Николай Евграфович подошёл к стене и, глянув в окошко, увидел на дороге Марию Германовну.
— Что, освобождают? — не выдержав, крикнул он.
Мария Германовна махнула отрицательно головой. Потом показала рукой в сторону города. Федосеев понял её.
— Иди к нему! — крикнул он.
Она постояла ещё с минуту и тихо пошла в город, ссутулившаяся, пронзительно жалкая, потерпевшая в своих хлопотах полную неудачу.
Николай Евграфович отвернулся от решётки, устало сел на нары. Вот так, арестант. Не выпустили. Встреча не состоялась. Владимир Ильич уже здесь. Сейчас поговорит с Машей и уедет. А ты не скоро выберешься из этой камеры. Теперь уже не выпустят.

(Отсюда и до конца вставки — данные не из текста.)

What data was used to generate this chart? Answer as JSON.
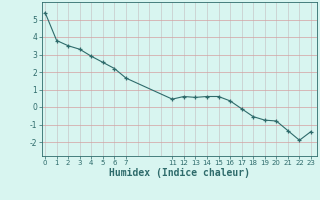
{
  "x": [
    0,
    1,
    2,
    3,
    4,
    5,
    6,
    7,
    11,
    12,
    13,
    14,
    15,
    16,
    17,
    18,
    19,
    20,
    21,
    22,
    23
  ],
  "y": [
    5.4,
    3.8,
    3.5,
    3.3,
    2.9,
    2.55,
    2.2,
    1.65,
    0.45,
    0.6,
    0.55,
    0.6,
    0.6,
    0.35,
    -0.1,
    -0.55,
    -0.75,
    -0.8,
    -1.35,
    -1.9,
    -1.4
  ],
  "line_color": "#2e6b6b",
  "marker": "+",
  "bg_color": "#d8f5f0",
  "grid_color_v": "#c8c8c8",
  "grid_color_h": "#d4a0a0",
  "xlabel": "Humidex (Indice chaleur)",
  "xlabel_fontsize": 7,
  "xticks": [
    0,
    1,
    2,
    3,
    4,
    5,
    6,
    7,
    11,
    12,
    13,
    14,
    15,
    16,
    17,
    18,
    19,
    20,
    21,
    22,
    23
  ],
  "yticks": [
    -2,
    -1,
    0,
    1,
    2,
    3,
    4,
    5
  ],
  "ylim": [
    -2.8,
    6.0
  ],
  "xlim": [
    -0.3,
    23.5
  ],
  "tick_color": "#2e6b6b",
  "axis_color": "#2e6b6b"
}
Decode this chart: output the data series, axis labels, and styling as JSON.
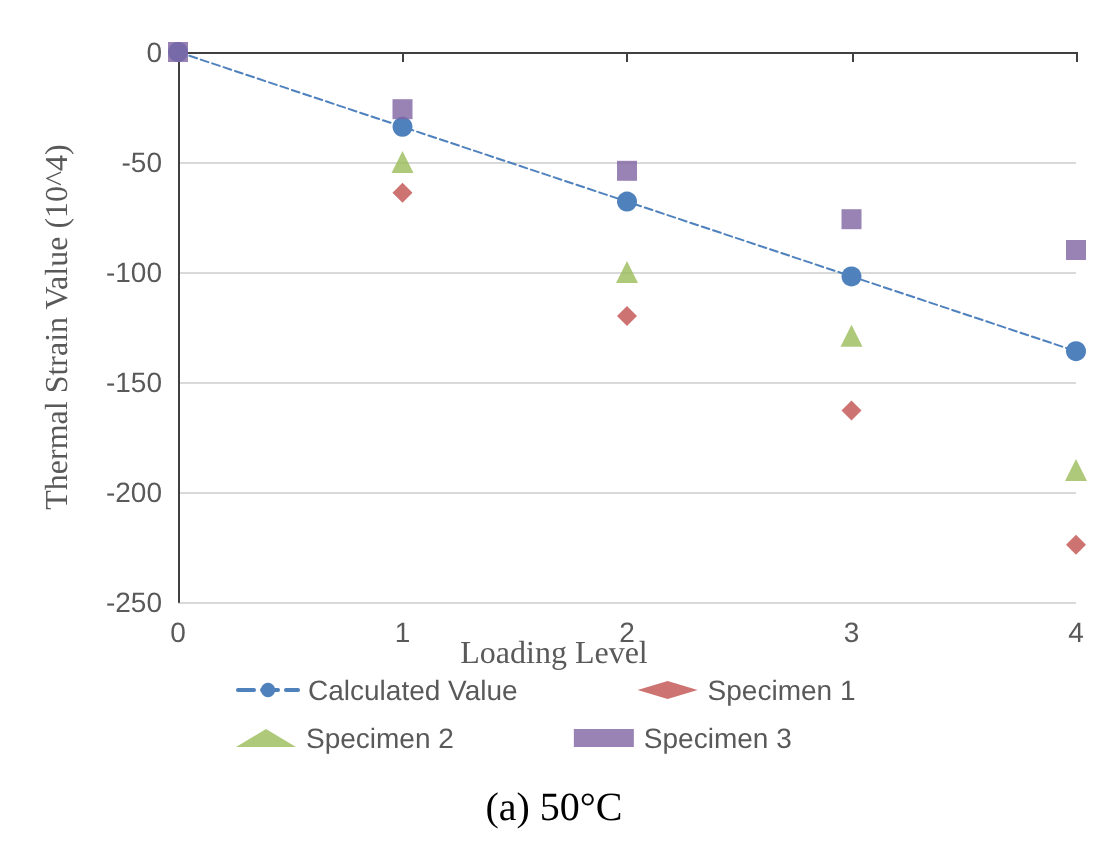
{
  "chart_data": {
    "type": "scatter",
    "title": "(a) 50°C",
    "xlabel": "Loading Level",
    "ylabel": "Thermal Strain Value (10^4)",
    "x": [
      0,
      1,
      2,
      3,
      4
    ],
    "series": [
      {
        "name": "Calculated Value",
        "type": "line",
        "color": "#4f81bd",
        "marker": "circle",
        "line_style": "dashed",
        "values": [
          0,
          -34,
          -68,
          -102,
          -136
        ]
      },
      {
        "name": "Specimen 1",
        "color": "#c0504d",
        "marker": "diamond",
        "values": [
          null,
          -64,
          -120,
          -163,
          -224
        ]
      },
      {
        "name": "Specimen 2",
        "color": "#9bbb59",
        "marker": "triangle",
        "values": [
          null,
          -50,
          -100,
          -129,
          -190
        ]
      },
      {
        "name": "Specimen 3",
        "color": "#8064a2",
        "marker": "square",
        "values": [
          0,
          -26,
          -54,
          -76,
          -90
        ]
      }
    ],
    "xlim": [
      0,
      4
    ],
    "xticks": [
      0,
      1,
      2,
      3,
      4
    ],
    "ylim": [
      -250,
      0
    ],
    "yticks": [
      0,
      -50,
      -100,
      -150,
      -200,
      -250
    ],
    "grid": "y",
    "legend": "bottom"
  }
}
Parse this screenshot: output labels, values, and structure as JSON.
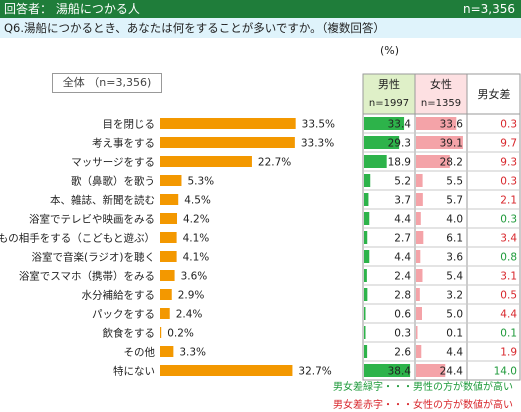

Его освободили назавтра к вечеру. Мария Германовна встретила друга у ворот тюрьмы. Они сложили книги и папки с рукописями и извозчичью тележку, сели рядом в лубяной кузов, молоденький ямщик вскочил на облучок, взмахнул кнутовищем, дрожки мягко покатились по пыльной дороге, и тюрьма осталась позади. Николай Евграфович не очень радовался временной свободе. Об отъезде Ульянова он узнал вчера вечером, за ночь успел успокоиться, а к полудню принялся за работу, но только разошёлся, заставили собирать вещи. У него уже всё перегорело, и он выходил на волю равнодушно.
— Значит, не дождался Владимир Ильич? — сказал он, когда дрожки загремели по булыжной мостовой города.
— Нельзя было ему оставаться, — сказала Мария Германовна. — И мы не знали, что тебя сегодня освободят. Вчера ни Воронов, ни начальник тюрьмы не хотели со мной говорить.
— Маша, я же не упрекаю. Сам не ожидал. Ненадолго эта свобода. Надо готовиться к этапному походу. Погонят, может быть, вот по этой дороге. По Владимирке. В Сибирь. Тучки небесные, вечные странники! Маша, куда ты везёшь меня?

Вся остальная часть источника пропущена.